Giresun’da tempolu ama bol pas hatalarıyla başlıyor oyun. Her iki takım da alan daraltıyor, pres yapıyor, hızlı hücuma kalkıyor. Karşılıklı baskı olunca ve hızla gol peşinde koşunca, kalitesi tartışılır olsa da heyecanlı bir oyun çıkıyor ortaya. Bu dakikalarda Beşiktaş’ın dönen topları çokça kaptırması sonuca gitmesini engelliyor. 

Ayrıca çabuk oynama isteği, gereksiz anlardaki hız merakı da top kaybına yol açıyor.
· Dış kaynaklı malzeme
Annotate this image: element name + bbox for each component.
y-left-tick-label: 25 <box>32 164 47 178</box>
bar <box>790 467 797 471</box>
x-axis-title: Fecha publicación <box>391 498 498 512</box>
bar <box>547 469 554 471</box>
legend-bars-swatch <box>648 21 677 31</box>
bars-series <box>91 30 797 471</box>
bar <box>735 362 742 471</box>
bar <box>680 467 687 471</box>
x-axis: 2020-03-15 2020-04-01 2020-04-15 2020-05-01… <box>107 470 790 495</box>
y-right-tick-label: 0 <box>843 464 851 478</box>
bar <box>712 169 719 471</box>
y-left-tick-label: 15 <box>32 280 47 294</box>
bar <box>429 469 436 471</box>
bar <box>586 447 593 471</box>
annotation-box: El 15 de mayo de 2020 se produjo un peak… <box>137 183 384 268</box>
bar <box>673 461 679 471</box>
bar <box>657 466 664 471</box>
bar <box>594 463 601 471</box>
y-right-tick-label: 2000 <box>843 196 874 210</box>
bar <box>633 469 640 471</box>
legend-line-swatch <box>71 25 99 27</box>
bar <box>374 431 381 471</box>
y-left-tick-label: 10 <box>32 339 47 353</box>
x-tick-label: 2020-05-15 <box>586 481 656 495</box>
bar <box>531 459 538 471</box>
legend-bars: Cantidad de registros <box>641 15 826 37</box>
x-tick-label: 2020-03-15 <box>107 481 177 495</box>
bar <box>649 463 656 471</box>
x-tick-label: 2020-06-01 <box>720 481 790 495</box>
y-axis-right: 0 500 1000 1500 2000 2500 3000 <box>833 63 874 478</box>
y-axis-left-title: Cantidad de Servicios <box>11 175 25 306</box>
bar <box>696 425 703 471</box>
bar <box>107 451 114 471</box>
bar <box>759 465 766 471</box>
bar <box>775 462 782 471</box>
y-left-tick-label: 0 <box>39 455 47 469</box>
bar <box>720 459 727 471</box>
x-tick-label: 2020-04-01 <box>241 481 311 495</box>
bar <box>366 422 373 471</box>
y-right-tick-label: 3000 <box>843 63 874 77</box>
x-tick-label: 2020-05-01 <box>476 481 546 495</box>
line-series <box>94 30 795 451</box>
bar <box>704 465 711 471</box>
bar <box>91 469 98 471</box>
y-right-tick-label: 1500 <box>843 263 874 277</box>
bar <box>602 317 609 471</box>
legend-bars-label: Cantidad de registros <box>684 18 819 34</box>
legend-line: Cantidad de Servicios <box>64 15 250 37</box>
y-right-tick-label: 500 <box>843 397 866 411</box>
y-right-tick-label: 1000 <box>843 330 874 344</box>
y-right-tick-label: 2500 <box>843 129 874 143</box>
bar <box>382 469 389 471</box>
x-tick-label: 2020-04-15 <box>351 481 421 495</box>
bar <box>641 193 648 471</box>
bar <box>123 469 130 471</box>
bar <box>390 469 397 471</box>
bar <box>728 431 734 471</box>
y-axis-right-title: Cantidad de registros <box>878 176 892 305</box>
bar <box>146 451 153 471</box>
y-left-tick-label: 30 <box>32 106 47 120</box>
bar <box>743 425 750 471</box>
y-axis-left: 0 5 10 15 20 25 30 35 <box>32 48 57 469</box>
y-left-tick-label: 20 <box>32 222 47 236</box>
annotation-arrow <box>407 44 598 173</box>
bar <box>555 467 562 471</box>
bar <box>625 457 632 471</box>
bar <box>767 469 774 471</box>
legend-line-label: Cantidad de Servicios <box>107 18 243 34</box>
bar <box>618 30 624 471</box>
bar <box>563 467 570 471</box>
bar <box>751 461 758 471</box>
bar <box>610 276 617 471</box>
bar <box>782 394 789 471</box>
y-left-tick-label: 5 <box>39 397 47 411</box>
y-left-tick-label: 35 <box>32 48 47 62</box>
Tabii bir de final paslarının yetersizliği var. Valerien Ismael ile bu 3. maç. Ve yine aynı kadroyla, aynı dizilişle sahada Kartal. Üçlü savunmada sadece cezalı Welinton’un yerini Necip almış. İlk 2 haftaya göre topa sahip olma oranı da yüksek bu kez Siyah-Beyazlıların. 

İlk yarı en önemli fırsatı Batshuayi ile yakalıyorlar ama kaleci Okan’ın ayağından dönüyor top. Sonra 44’te Ghezzal’ın uzaktan harika bir vuruşu var ki onu da yine Okan çıkarıyor. İkinci yarı da heyecanlı başlıyor. Beşiktaş korner atışı kontratağa dönüyor ama Giresun bunu değerlendiremiyor. Ardından Vida’nın rakibe -yanlışlıkla- attığı gol pasını da değerlendiremiyor. Dakikalar ilerliyor ama Beşiktaş’ın onca korner atışı, ceza alanı organizasyonu gol getirmiyor. 56’da Pjanic ve N’Koudou giriyor oyuna, çok etkisiz kalan Teixeira ile Can çıkıyor.

Daha sonra da Umut ve Güven’i alıyor oyuna Ismael, Batshuayi ile Rıdvan’ı çıkarıyor. Kartal son dakikalara  girerken baskısını daha da artırıyor. Ama bu kurulan yoğun baskıya rağmen gol gelmiyorsa Ismael’in de Beşiktaş’ın da yapacağı çok iş var demek.